Both the piano and the baton were handled with the utmost confidence. There was the impression that Dudamel approached the piece as Buchbinder requested, but that the conductor agreed with that approach as well. There was no hint of any Leonard Bernstein/Glenn Gould sort of rivalry. There was something of a chamber music rapport between the pianist and the flute and clarinets. The tempi were suitably fleet: quick, bright and naturally flowing, perfectly matched between conductor and soloist. There could have perhaps been more drama in the strings and orchestra in the crescendos, as in the overture to Don Giovanni. But overall it was a very satisfying performance, leaving us wanting to hear much more of Rudolf Buchbinder.


The second half of the evening featured Richard Strauss’ Alpine Symphony, a tone poem that demands comparison with the symphonies of Gustav Mahler. There is no question that Mahler and Strauss shared a love and deep musical understanding of the Swiss and Austrian Alps. The critic Alex Ross, in his incredible book The Rest is Noise, depicts a fascinating relationship between the two composers in regard to the magnificence of nature and the alpine region. Both the tone poem and Dudamel’s performance with the Philharmonic were glorious, from thunderstorm to precipice to meadows filled with wildflowers. But the music, divided into many tiny movements with no relation to classical sonata form, did not have the emotional depth or architecture of a great symphony.
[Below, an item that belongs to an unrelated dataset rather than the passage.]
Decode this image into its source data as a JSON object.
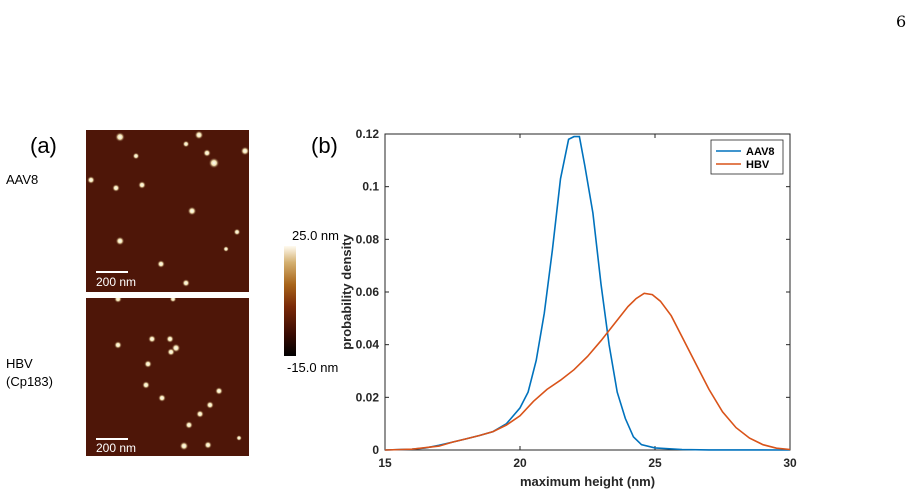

It was a fantastic sonic experience, but far from the soul-wrenching event of Mahler at his best. I would have loved to hear Christine Brewer’s performance of Strauss’ Four Last Songs with Dudamel a week earlier.

In any case, the ensemble and conductor made the most of the music, achieving a huge dynamic range between piano and forte. The Philharmonic used a lighting effect, dimming the illumination almost to darkness at the beginning and end of the piece. It was atmospheric, but not really necessary. The performance itself was full of surprises and spontaneity. There were instantaneous accelerations and accents that could never have been rehearsed; Dudamel created them on the spot, at that very moment. When he brought them abruptly to a full stop, it was like the mirror image of the sharpest musical attacks I have witnessed. The interpretation overflowed with a gorgeous passion, even if it did not partake of the messiness and profundity of human drama.